Sometimes a great Notions…

As Covid vaccination begins in our local community, I look back at the 18th Century Shetland crofter who pioneered inoculation against smallpox: Johnnie Notions

This is the day the fightback began in Northmavine, the northernmost medical practice on Shetland’s Mainland

Our local doctors and nurses have pleaded with folk to wear masks, to wash their hands, to stay well apart, not to visit each other’s houses. Most folk have embraced the idea, as our community knows caring for itself means caring for others. But it all felt like, and was, defensive. We huddled in our so-called bubbles and hoped other people did what we were doing. We waited. Now it feels as if  the battle is moving onto the offensive. Even as the terrible toll of Covid 19 is felt here, with the effects of the pre-Christmas outbreak growing more and more evident.

Today the first Astra-Zeneca vaccines were injected into the arms of our over-80s. Doctors, nurses and surgery staff came in on a Saturday specially, and the invited elderly arrived at the Hillswick surgery proudly and determinedly, on a day of absolutely foul weather. Twenty-three people were vaccinated and the process will continue until all our elderly and vulnerable, those who want the vaccine – and hardly anyone doesn’t – are immunised.

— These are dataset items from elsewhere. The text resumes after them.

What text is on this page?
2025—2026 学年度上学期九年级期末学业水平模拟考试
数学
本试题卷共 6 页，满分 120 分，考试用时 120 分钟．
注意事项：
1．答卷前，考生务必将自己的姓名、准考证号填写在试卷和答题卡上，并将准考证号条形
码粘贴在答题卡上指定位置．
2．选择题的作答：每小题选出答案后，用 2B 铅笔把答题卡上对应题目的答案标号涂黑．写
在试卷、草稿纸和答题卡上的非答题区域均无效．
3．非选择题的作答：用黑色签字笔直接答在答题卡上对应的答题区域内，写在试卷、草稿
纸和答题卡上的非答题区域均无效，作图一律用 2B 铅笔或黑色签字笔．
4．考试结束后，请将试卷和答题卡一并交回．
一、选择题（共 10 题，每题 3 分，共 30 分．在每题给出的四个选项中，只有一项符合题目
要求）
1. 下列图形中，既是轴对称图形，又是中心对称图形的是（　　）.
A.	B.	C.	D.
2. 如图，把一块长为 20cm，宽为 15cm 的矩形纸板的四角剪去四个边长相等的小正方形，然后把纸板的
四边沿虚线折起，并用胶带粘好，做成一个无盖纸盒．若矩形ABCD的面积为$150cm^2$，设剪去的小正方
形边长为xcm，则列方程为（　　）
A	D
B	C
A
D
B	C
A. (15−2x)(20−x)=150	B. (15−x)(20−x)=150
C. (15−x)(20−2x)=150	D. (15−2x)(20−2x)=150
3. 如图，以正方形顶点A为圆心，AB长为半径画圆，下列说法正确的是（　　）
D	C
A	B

As vaccination spreads through all sectors of the community, the pressure on hospitals will – not immediately, but inevitably – ease.

And as folk arrived at the health centre from North Roe, from Ollaberry, from Hillswick and Eshaness, I thought of the Eshaness man whose pioneering work on inoculation in the 18th Century saved thousands of lives, and I think helped lay the psychological groundwork for Shetland’s understanding of how damaging a virulent disease can be, and how important it is to prevent infection: John Williamson, better known as Johnnie Notions.

Before Edward Jenner and his cowpox treatment; devoid of any formal education but possessed of a genius for invention (from highly complex watermills to wig-stretchers) Johnnie Notions saved thousands of Shetlanders from the curse of Smallpox. In the 18th Century, this awful disease came in waves roughly 20 years apart, coming close wiping out whole island populations, notably in Unst and Fetlar. 

Nobody knows how Johnnie came up with the idea of drying the pus from a smallpox-infected patient over a peat fire, burying it between sheets of glass for several years with camphor, and then cutting into a patient’s skin without drawing blood, inserting some of the dried matter and covering the small wound with a cabbage leaf. What is certain, and attested to by local ministers, teachers and others, is that it worked. That first local folk and then people from throughout Shetland put their absolute confidence in him. It’s said that he never lost a single patient. 

Arthur Edmonston was a highly trained, experienced and eminent doctor and son of a doctor, and he wrote that Notions’ work in the 1790s:

“…met with such unexampled success in his practice, that were I not able to bear testimony to its truth, I should myself be disposed to be sceptical on the subject. Had every practitioner been as uniformly successful in the disease as he was, the small-pox might have been banished from the face of the earth, without injuring the system, or leaving any doubt as to the fact.”

These days, the Hamnavoe house where Johnnie Notions was – reputedly – born stands restored as a memorial to him, and is a “camping bod” you can stay in for short holidays. But surely the greatest tribute to the work he did, and the trust Shetland folk had in him, is in the vaccination programme now underway and the way people are determined to embrace it.

John Williamson is buried in the Cross Kirk cemetery which also contains the grave of legendary fiddle maestro Tom Anderson, and will contain the bones of myself and my wife, as we’ve recently reserved a double depth-lair there for, it is to be hoped, some years hence. We’ll be in good company.